Urban centers like Medellin are filled with families who make their living perusing through trash looking for glass recyclables. A typical daily income for such families can be as little as 12,000 pesos ($6) a day, and that's without considering the daily cost of renting the cart used to haul the collected trash: 5,000 pesos ($2.50) a day. Considering the number of families that criminal enterprises could tax to use trash-collecting carts -- in return for doing the dirty work of collecting the city's abandoned alcohol bottles -- this could in fact present an attractive source of income for the Medellin gangs who make up the Oficina de Envigado.

Contraband liquor running has been present in Colombia since before the 19th century. Sailors, merchants and immigrant families along the coast made use of smuggling routes along Colombia's thousands of natural sea ports. Many one the most-traveled contraband routes – the desert town Maicao, which borders Venezuela; and the Atrato river, which flows into the Darien Gulf by Panama – are the same ones adopted by drug traffickers today. Liquor, cigarettes, salt and textiles were once the primary goods smuggled between Panama, Venezuela and Ecuador. Nowadays, Chinese knock-offs of toys, medicines and brand name fashion enter through Colombia's Pacific ports, while subsidized gasoline from Venezuela enters from the eastern border towns. Ecuador sees a significant contraband trade of fertilizer and contraband oil -- materials used in drug processing and for making explosives.

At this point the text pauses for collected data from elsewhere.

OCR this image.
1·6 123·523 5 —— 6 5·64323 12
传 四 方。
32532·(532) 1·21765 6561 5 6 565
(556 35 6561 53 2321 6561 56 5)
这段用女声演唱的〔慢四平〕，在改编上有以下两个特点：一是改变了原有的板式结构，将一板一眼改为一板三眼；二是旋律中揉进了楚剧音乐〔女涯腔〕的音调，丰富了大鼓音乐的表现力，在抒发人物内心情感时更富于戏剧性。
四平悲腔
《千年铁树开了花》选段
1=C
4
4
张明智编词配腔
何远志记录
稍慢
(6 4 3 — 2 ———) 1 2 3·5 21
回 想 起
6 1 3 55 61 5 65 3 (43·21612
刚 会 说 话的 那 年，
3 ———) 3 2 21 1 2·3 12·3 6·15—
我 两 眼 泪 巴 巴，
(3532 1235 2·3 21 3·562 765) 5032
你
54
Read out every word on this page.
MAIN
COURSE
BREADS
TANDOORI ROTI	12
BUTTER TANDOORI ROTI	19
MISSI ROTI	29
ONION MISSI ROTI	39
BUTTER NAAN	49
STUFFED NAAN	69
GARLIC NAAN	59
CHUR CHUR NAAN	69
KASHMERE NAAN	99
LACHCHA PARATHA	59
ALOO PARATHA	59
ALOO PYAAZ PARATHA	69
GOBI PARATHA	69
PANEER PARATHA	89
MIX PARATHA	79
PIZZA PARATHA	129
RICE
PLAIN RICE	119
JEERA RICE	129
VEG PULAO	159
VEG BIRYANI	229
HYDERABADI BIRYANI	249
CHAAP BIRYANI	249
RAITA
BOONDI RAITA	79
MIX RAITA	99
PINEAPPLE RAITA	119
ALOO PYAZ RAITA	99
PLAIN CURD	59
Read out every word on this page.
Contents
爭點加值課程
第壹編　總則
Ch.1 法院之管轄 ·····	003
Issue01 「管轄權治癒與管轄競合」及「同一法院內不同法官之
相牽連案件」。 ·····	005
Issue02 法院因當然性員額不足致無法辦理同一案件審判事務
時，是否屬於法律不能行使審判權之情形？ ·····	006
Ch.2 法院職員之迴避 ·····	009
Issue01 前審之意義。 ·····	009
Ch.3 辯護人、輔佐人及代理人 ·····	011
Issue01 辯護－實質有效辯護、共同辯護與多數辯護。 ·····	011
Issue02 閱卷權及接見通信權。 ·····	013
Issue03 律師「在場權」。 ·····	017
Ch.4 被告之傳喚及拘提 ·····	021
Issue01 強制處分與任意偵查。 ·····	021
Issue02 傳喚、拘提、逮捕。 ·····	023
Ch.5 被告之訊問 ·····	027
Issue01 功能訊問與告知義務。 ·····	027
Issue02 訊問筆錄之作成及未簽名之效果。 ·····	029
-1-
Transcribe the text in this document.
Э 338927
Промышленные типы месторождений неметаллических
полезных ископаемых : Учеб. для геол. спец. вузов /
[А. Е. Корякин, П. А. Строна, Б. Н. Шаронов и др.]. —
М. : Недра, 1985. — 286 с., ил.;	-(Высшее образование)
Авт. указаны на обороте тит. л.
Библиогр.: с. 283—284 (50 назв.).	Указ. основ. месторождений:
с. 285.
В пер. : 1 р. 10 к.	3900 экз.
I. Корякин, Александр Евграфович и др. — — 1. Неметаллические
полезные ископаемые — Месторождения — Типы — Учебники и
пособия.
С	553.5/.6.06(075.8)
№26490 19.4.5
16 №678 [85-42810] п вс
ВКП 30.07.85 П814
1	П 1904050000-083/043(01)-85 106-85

Far more than alcohol, the contraband gas trade has proved by far Colombia's most widespread activity. Historically, it is also the trade that has most attracted the attention of illegal armed groups, beginning with the United Self-Defense Forces of Colombia (AUC). Rodrigo Tovar, alias "Jorge 40," commander of the AUC's northern bloc, killed a notorious contraband runner, Mario Cotes, in 2002, in order to gain control of smuggling hotspot La Guajira.

As Colombia's northernmost peninsula which boasts hundreds of miles of coastline and easy access to Venezuela, La Guajira, along with its landlocked neighbor Cesar, is the capital of Colombia's contraband gas trade. Controlling territory in La Guajira was so important that soon other paramilitary warlords followed Tovar's example. Another AUC commander, alias "Pablo," befriended an indigenous contraband runner in this department, alias "Chema Bala," who enabled the entry of Pablo's army into this department -- all for the sake of gaining access to drug-running (and contraband routes).

Given the history of the AUC's involvement in the gas trade, it is no wonder that in Colombia's official political discourse, contraband is often mentioned in the same breath as "drug trafficking" and "terrorism." In one recent speech about proposed reforms to Colombia's customs agency, President Juan Manuel Santos stated that contraband is "linked to other crimes like money laundering and narcotrafficking, which finance terrorism and criminal networks." This could explain why the government has recently made moves to crack down on contraband. A new customs agency, set to become active November 1, reportedly has the mandate of slashing smuggling rates from 14 percent of all imports down to six.